Magda Stawarska’s multi-disciplinary practice combines moving image, soundscape and, importantly, traditionally made silkscreen prints and paintings on paper. In a series of projects, she has examined how rhythms in sound affect our ability to decode the visual, how the process of inner listening and intimate listening to a soundscape of place, impacts on the ability to understand one’s personal relationship to a city and how the trauma of loss, passed from one generation to another translates to the structure, the architecture and absent buildings within a city.
In 2020 Bracka 40 which debuted in her solo exhibition at Yamamoto Keiko Rochaix in London was purchased by Arts Council Art Collection and exhibited again as part of Right About Now exhibition, the most extensive display of Arts Council Collection acquisitions to date. Right About Now highlighted a diverse selection of 18 contemporary British art. Bracka 40 is part of the Arts Council touring exhibition Found Cities, Lost Objects; Women in the City, which opened in May 2022 at Birmingham Museum and Art Gallery, travelling to Southampton City Art Gallery and Leeds Art Gallery.

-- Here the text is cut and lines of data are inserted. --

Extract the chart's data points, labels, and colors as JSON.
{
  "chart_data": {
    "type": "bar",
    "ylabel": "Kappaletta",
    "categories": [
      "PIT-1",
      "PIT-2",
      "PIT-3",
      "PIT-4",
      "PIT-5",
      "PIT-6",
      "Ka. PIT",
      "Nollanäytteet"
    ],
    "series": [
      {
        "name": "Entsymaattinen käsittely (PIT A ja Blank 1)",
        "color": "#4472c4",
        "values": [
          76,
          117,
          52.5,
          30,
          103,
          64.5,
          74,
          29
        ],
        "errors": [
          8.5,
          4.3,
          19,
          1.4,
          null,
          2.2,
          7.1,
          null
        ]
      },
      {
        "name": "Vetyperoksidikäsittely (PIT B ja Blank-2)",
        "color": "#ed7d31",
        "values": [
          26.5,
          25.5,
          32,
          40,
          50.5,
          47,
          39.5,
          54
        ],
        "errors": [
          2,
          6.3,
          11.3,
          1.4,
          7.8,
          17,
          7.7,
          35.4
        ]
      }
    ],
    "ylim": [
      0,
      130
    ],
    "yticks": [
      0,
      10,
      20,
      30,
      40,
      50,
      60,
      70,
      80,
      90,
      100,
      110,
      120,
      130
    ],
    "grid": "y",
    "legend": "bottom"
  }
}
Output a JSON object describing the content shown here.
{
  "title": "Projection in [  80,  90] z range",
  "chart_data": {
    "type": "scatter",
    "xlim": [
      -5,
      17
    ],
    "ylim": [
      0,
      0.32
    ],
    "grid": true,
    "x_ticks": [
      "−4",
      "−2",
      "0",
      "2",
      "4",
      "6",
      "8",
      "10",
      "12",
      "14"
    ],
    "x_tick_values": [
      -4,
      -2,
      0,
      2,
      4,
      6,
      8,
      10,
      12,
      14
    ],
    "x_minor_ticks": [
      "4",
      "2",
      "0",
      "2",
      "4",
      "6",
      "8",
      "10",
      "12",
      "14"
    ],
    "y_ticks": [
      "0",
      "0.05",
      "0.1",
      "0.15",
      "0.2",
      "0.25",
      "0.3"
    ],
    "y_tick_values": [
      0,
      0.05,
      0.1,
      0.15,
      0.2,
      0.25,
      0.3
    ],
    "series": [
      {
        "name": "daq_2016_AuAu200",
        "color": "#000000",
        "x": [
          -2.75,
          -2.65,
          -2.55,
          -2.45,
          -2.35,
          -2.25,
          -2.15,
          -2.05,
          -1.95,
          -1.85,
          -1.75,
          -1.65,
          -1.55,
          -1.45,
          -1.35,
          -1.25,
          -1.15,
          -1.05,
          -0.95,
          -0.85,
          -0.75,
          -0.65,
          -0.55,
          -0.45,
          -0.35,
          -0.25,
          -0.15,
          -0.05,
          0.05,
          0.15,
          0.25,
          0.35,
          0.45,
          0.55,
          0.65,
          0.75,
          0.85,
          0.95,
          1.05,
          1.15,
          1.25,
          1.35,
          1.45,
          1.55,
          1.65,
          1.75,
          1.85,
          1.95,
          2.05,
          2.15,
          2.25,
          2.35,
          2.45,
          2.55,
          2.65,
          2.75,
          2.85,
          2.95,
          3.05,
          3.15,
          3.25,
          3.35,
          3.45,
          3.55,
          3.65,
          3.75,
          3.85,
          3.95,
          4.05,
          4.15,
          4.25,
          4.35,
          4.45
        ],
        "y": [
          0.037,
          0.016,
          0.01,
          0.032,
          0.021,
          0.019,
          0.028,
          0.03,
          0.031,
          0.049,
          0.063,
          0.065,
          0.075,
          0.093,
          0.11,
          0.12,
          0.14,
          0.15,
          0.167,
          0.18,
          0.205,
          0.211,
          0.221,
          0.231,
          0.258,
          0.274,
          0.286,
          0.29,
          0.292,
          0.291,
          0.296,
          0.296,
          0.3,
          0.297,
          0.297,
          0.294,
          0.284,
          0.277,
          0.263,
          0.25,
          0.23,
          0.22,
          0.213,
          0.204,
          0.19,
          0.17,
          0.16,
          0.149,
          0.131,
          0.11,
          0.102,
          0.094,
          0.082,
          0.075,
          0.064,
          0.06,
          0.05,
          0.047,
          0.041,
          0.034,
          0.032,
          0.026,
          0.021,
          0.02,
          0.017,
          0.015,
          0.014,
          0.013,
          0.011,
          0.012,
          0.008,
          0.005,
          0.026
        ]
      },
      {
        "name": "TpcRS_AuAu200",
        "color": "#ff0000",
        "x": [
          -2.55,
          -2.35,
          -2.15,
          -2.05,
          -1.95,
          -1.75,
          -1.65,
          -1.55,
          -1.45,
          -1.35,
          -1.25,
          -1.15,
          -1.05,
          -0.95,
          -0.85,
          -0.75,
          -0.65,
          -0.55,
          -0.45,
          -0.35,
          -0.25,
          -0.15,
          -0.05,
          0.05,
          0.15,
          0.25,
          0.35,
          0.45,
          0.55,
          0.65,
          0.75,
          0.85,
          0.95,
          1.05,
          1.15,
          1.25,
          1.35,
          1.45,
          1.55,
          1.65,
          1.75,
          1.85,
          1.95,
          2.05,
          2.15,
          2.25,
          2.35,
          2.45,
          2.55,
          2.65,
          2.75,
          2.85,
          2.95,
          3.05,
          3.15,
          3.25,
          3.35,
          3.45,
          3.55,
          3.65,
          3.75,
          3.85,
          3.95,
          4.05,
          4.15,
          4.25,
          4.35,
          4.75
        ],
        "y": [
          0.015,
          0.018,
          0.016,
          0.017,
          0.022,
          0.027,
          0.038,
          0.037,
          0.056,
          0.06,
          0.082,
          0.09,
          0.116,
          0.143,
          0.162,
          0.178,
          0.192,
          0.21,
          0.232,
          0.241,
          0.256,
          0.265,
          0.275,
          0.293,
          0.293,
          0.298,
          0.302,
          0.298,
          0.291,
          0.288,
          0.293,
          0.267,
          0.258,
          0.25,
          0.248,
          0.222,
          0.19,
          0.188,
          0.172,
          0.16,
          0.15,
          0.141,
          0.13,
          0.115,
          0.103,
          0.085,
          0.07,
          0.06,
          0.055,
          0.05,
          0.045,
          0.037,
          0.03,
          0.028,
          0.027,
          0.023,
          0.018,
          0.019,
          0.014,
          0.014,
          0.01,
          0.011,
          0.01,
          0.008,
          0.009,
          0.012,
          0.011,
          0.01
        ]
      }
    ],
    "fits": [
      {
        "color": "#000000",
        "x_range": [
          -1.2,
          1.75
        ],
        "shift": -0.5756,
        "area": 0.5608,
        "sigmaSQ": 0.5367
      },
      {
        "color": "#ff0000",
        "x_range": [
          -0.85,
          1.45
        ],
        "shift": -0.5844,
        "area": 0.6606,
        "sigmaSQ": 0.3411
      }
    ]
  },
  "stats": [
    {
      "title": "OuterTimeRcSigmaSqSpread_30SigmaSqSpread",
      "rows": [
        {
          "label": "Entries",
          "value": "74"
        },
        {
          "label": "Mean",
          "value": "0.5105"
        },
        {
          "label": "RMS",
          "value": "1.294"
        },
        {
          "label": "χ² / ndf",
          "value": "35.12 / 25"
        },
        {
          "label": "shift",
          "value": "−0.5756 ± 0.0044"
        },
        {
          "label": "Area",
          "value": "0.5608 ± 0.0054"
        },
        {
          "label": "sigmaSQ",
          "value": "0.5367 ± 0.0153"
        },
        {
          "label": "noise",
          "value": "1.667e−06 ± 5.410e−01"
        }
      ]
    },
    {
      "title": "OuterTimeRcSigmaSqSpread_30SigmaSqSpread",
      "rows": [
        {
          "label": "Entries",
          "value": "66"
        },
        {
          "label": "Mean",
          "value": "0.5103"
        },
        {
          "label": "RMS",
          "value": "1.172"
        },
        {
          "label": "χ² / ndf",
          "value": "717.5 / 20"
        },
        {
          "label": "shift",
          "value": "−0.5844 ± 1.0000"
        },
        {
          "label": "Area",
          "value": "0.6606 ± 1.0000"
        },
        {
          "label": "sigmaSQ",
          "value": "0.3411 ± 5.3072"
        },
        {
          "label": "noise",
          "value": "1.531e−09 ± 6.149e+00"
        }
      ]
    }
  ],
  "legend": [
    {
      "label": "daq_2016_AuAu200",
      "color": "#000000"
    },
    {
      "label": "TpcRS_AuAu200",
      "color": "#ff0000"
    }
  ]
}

The grants she has received include: Artists’ International Development Fund – British Council and Arts Council England – Grants for the Arts for her Istanbul Sound Impressions and Kraków to Venice in 12h projects. In 2015 she won the Hamelin Polska Award at the International Print Triennial – Kraków. Her printmaking works are in collections in the Printmaking Museum in Shenzhen, China and the Kraków International Print Triennial Collection, Kraków, Poland.
In 2021 Magda made significant contributions to the Lubaina Himid exhibition and catalogue at Tate Modern by creating five sonic environments within the architecture of the museum spaces.
She is continuing to work collaboratively with Lubaina Himid on sound installation and printmaking. In 2022 she was commissioned by Van Abbe Museum in Eindhoven to compose an 8-channel sound installation in response to Lubaina Himid’s series of paintings titled Zanzibar from 1998. This was part of ‘Rewinding Internationalism’, an exhibition and research project.